Владимир Григорьевич лежал в темноте и слушал, как дышит спавший Константин Михайлович. Вдыхал он долго, как йог, с легким шипением, а выдыхал сразу, легким выхлопом - пхе... Ему не спалось. Нет, он не мучился от бессонницы, он чувствовал, что стоит ему отпустить тормоза, как он тут же скатится в долину снов. Но не хотелось ему засыпать, не хотелось расставаться с непривычной наполненностью сознания. Душу и память его волновали в эти минуты странные, беспокойные ветры. Они проносились, легкие и озорные, оставляя за собой летучую рябь.
Столько месяцев, может, даже лет жило в нем стоячее болото: ни ветерка, ни просто дуновенья воздуха, ни новых впечатлений, лишь привычное стариковское оцепенение, сменившее острый вначале страх смерти.

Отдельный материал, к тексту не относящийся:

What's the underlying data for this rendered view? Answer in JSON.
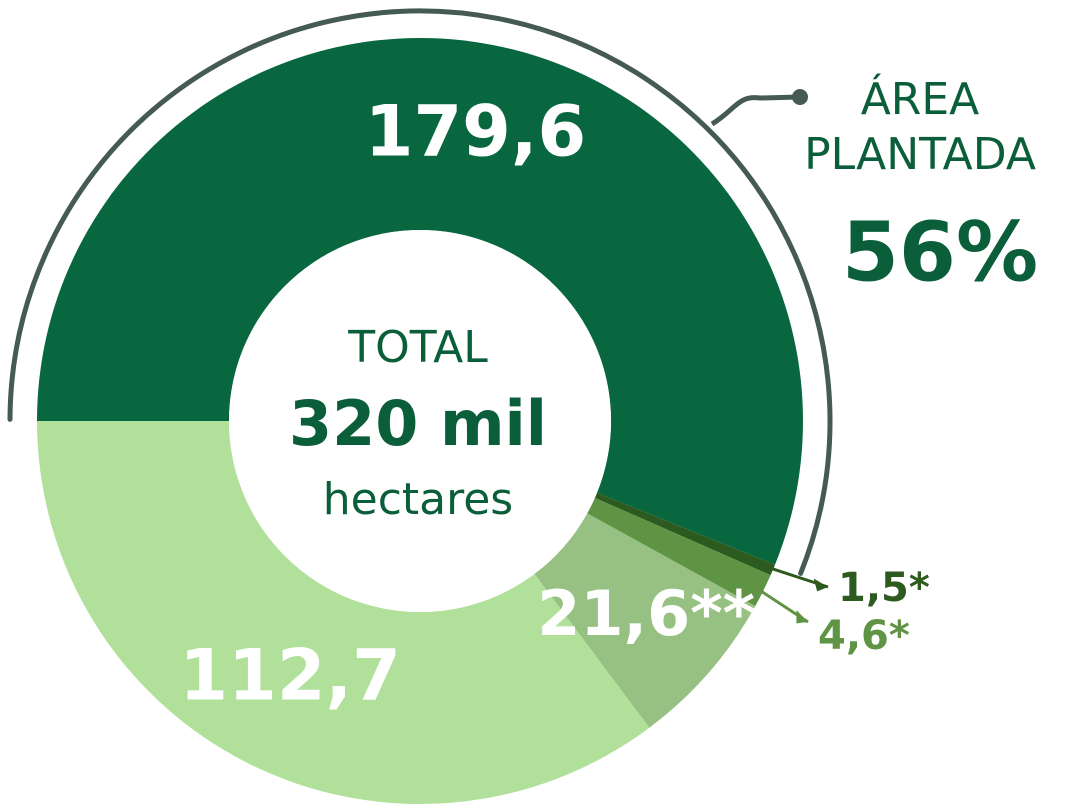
{
  "chart_data": {
    "type": "donut",
    "values": [
      179.6,
      1.5,
      4.6,
      21.6,
      112.7
    ],
    "value_labels": [
      "179,6",
      "1,5*",
      "4,6*",
      "21,6**",
      "112,7"
    ],
    "colors": [
      "#08673f",
      "#2d5a1e",
      "#5e9444",
      "#97c182",
      "#b0e09a"
    ],
    "center": {
      "line1": "TOTAL",
      "line2": "320 mil",
      "line3": "hectares"
    },
    "annotation": {
      "text": [
        "ÁREA",
        "PLANTADA"
      ],
      "value": 56,
      "value_label": "56%"
    }
  }
}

А теперь полнился он светлой всепонимающей легкой печалью, настолько легкой, что не давила она, а, наоборот, помогала смаковать жизнь, те капли, что еще оставались. И легкую руку Анечки чувствовал он на своей руке, и хрупкая стариковская нежность непривычно и мягко тянула за сердце. Нежность чистейшая, выросшая не на гормональной закваске, как у молодых влюбленных, а из душевной симпатии. Нежность хрупкая и сильная, как травинка, лезущая вверх через трещинку в асфальте. И вспоминал он Наденьку, свою жену. Боже, неужели она умерла уже двадцать четыре года назад? Кажется, только вчера он говорил ей:
"Ты, Надька, подумай как следует, ведь за старика идешь".
Надежда, которой было тогда... Да, перед самой войной, в сороковом году, двадцать лет, поднимала на него смеющиеся глаза, притворно вздыхала и задумчиво кивала:
"И то ведь верно, батюшка, за старчика иду".
Сколько же было тогда старчику? Тридцать два года. Ну, конечно, тридцать два, а Надежде двадцать, была она его моложе на двенадцать лет и училась тогда на филфаке.